Nominated Senator Beatrice Kwamboka sought a statement on status of education in the wake of coronavirus, saying the Committee on Education should seek an explanation on whether all learners are equally accessing online education and materials.
The senators are concerned not only are millions of children idling at homes and easily exposed to social issues, but also the gap between the rich and the poor is expanding, to the detriment of the latter.
They stated claimed that the situation right now is that education is on its knees, while disagreeing with the Ministry’s sentiments that learning has been happening.
“Realistically, we must accept that no education is going on. The reality that we must face is to accept no education is going on this year and the quality of education this year is comparable to none,” said Nairobi Senator Johnson Sakaja during the plenary session.
“We must get to a point as leaders because leadership includes facing reality that certain very radical measures and pronouncements need to be made about this year’s education calendar,” he added.
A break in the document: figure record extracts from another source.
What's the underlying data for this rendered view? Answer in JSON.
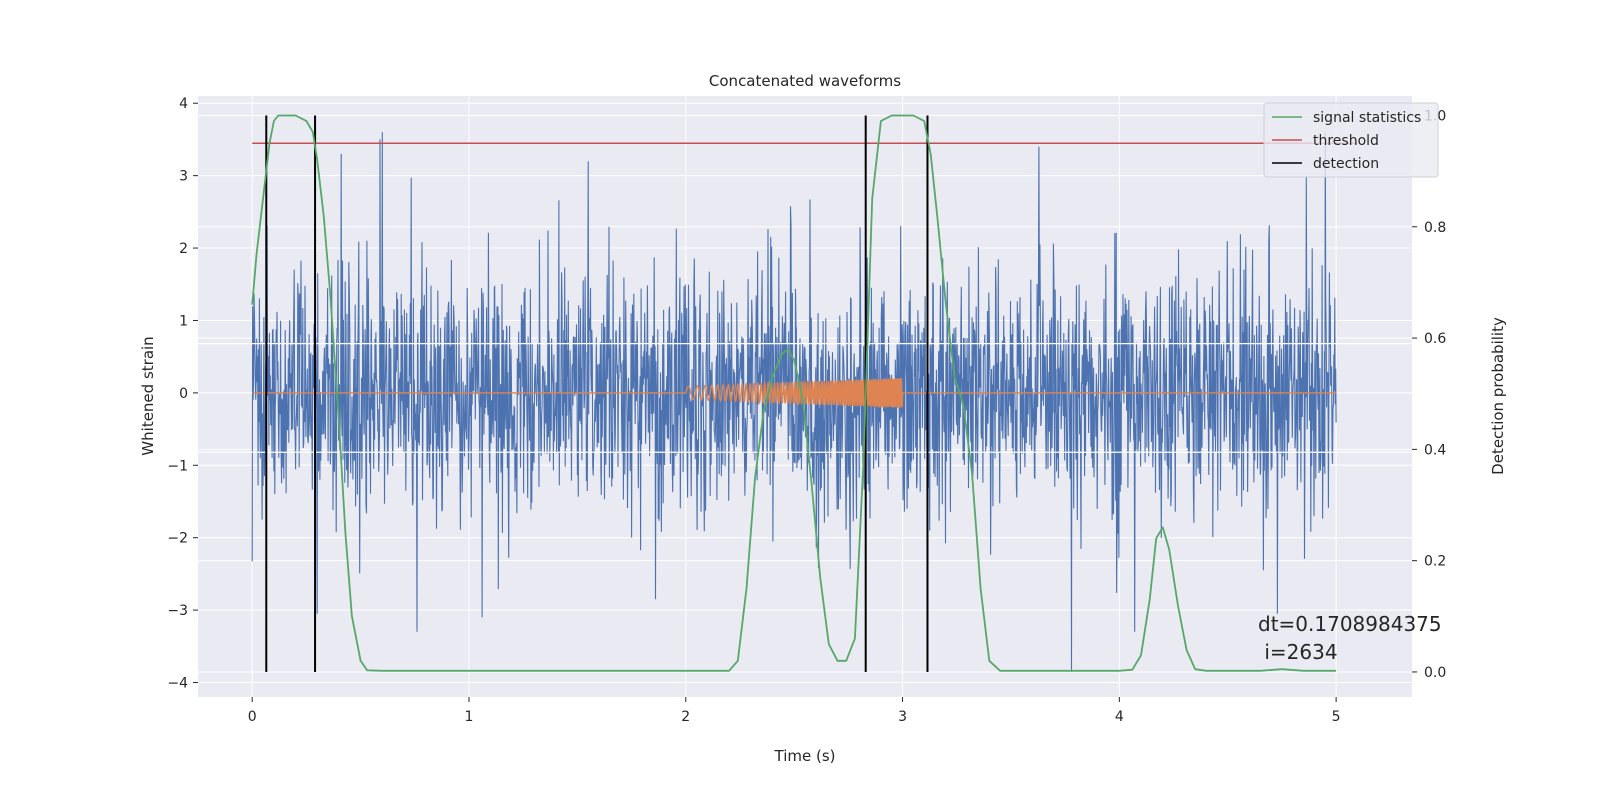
{
  "chart_data": {
    "type": "line",
    "title": "Concatenated waveforms",
    "xlabel": "Time (s)",
    "ylabel": "Whitened strain",
    "y2label": "Detection probability",
    "xlim": [
      -0.25,
      5.35
    ],
    "ylim": [
      -4.2,
      4.1
    ],
    "y2lim": [
      -0.045,
      1.035
    ],
    "xticks": [
      0,
      1,
      2,
      3,
      4,
      5
    ],
    "yticks": [
      -4,
      -3,
      -2,
      -1,
      0,
      1,
      2,
      3,
      4
    ],
    "y2ticks": [
      0.0,
      0.2,
      0.4,
      0.6,
      0.8,
      1.0
    ],
    "y2ticklabels": [
      "0.0",
      "0.2",
      "0.4",
      "0.6",
      "0.8",
      "1.0"
    ],
    "grid": true,
    "legend_position": "top-right",
    "series": [
      {
        "key": "strain",
        "axis": "left",
        "color": "#4c72b0",
        "description": "whitened strain noise, roughly Gaussian with sigma about 0.8",
        "x_range": [
          0,
          5
        ],
        "peak_high": [
          [
            0.59,
            3.5
          ],
          [
            0.6,
            3.6
          ],
          [
            1.55,
            3.2
          ],
          [
            3.63,
            3.4
          ],
          [
            4.95,
            3.6
          ],
          [
            0.41,
            3.3
          ]
        ],
        "peak_low": [
          [
            0.3,
            -3.05
          ],
          [
            0.76,
            -3.3
          ],
          [
            1.06,
            -3.1
          ],
          [
            3.78,
            -3.85
          ],
          [
            4.07,
            -3.3
          ],
          [
            4.73,
            -3.05
          ],
          [
            1.86,
            -2.85
          ]
        ]
      },
      {
        "key": "injected",
        "axis": "left",
        "color": "#dd8452",
        "description": "injected chirp waveform, zero outside 2.0-3.0 s, amplitude grows from about 0.1 to 0.2"
      },
      {
        "key": "stat",
        "name": "signal statistics",
        "axis": "right",
        "color": "#55a868",
        "x": [
          0,
          0.02,
          0.05,
          0.08,
          0.1,
          0.12,
          0.15,
          0.2,
          0.25,
          0.28,
          0.3,
          0.33,
          0.36,
          0.4,
          0.43,
          0.46,
          0.5,
          0.53,
          0.6,
          1.0,
          1.5,
          2.0,
          2.2,
          2.24,
          2.28,
          2.32,
          2.36,
          2.4,
          2.44,
          2.47,
          2.5,
          2.54,
          2.58,
          2.62,
          2.66,
          2.7,
          2.74,
          2.78,
          2.82,
          2.86,
          2.9,
          2.95,
          3.0,
          3.05,
          3.1,
          3.13,
          3.16,
          3.2,
          3.24,
          3.28,
          3.32,
          3.36,
          3.4,
          3.45,
          3.5,
          3.8,
          4.0,
          4.06,
          4.1,
          4.14,
          4.17,
          4.2,
          4.23,
          4.27,
          4.31,
          4.35,
          4.4,
          4.5,
          4.65,
          4.75,
          4.85,
          5.0
        ],
        "values": [
          0.66,
          0.75,
          0.85,
          0.95,
          0.99,
          1.0,
          1.0,
          1.0,
          0.99,
          0.97,
          0.92,
          0.82,
          0.68,
          0.45,
          0.25,
          0.1,
          0.02,
          0.003,
          0.002,
          0.002,
          0.002,
          0.002,
          0.002,
          0.02,
          0.15,
          0.35,
          0.47,
          0.53,
          0.57,
          0.58,
          0.56,
          0.49,
          0.34,
          0.17,
          0.05,
          0.02,
          0.02,
          0.06,
          0.38,
          0.85,
          0.99,
          1.0,
          1.0,
          1.0,
          0.99,
          0.93,
          0.82,
          0.66,
          0.53,
          0.48,
          0.36,
          0.15,
          0.02,
          0.002,
          0.002,
          0.002,
          0.002,
          0.004,
          0.03,
          0.13,
          0.24,
          0.26,
          0.22,
          0.12,
          0.04,
          0.005,
          0.002,
          0.002,
          0.002,
          0.005,
          0.002,
          0.002
        ]
      },
      {
        "key": "threshold",
        "name": "threshold",
        "axis": "right",
        "color": "#c44e52",
        "x": [
          0,
          5.1
        ],
        "values": [
          0.95,
          0.95
        ]
      },
      {
        "key": "detection",
        "name": "detection",
        "axis": "right",
        "color": "#000000",
        "type": "vlines",
        "x": [
          0.065,
          0.29,
          2.83,
          3.115
        ],
        "ymin": 0.0,
        "ymax": 1.0
      }
    ],
    "horizontal_lines_left_axis": [
      0.68,
      -0.82
    ],
    "annotation": {
      "line1": "dt=0.1708984375",
      "line2": " i=2634"
    }
  }
}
He also said home learning is exposing many parents since many of them are not conversant with current system.
Fees schools still charging high but we have not seen a solid pronouncement we will meet with CS to give a realistic position with regards to education
Former Education Minister, Sam Ongeri said several issues in the sector need urgent redefining of systems and policies in the sector.
He said the Senate Education Committee has set out question to Education Cabinet Secretary, Prof George Magoha and will be expected to respond to them in order to bring clarity to the education system otherwise there is the danger of reverting back to illiteracy.
He said by the time he was leaving the education docket, digital content for learners had been developed hence the need to clarify on the inconsistencies in digital learning.
“We had identified Kenya Institute of Curriculum Development (KICD), which has had a state-of-the-art digital transmission centre and on the other hand the Government had KBC transmission centre.
The interface between the two institutions is that one is digital and the other is analogue thus contemplating of school transmission study through KBC TV and radio is not possible,” said Ongeri.
Other issues Kwamboka is seeking answers to are on whether parents will be expected to pay full school fees for second term given the fact that part of first term was not fully utilized due to premature closure.
She also requested the committee to elucidate the efficiency of the e-learning approach with regards to students understanding and concentration of the lessons taught.
“There is need to outline steps the Ministry intends to check to ensure that any imbalance in access to education, information and materials is checked and those students who may be found to have no access to online classes are brought at par with the rest of the students,” Senator Kwamboka said.
Homabay Senator, Moses Kajwang said the committee should seek clarifications from KICD and KBC TV to understand what they are doing to ensure children of both the poor and the rich are able to continue with learning.
“A majority of the 15 million children are sitting at home idling. We are risking a generation that would be driven into illiteracy, to diseases and poverty. Our children are facing the same threats faced at independence.
Could the committee find out why after spending Sh100 billion to provide laptops for children we cannot continue to provide electronic and virtual learning to our children,” said Kajwang.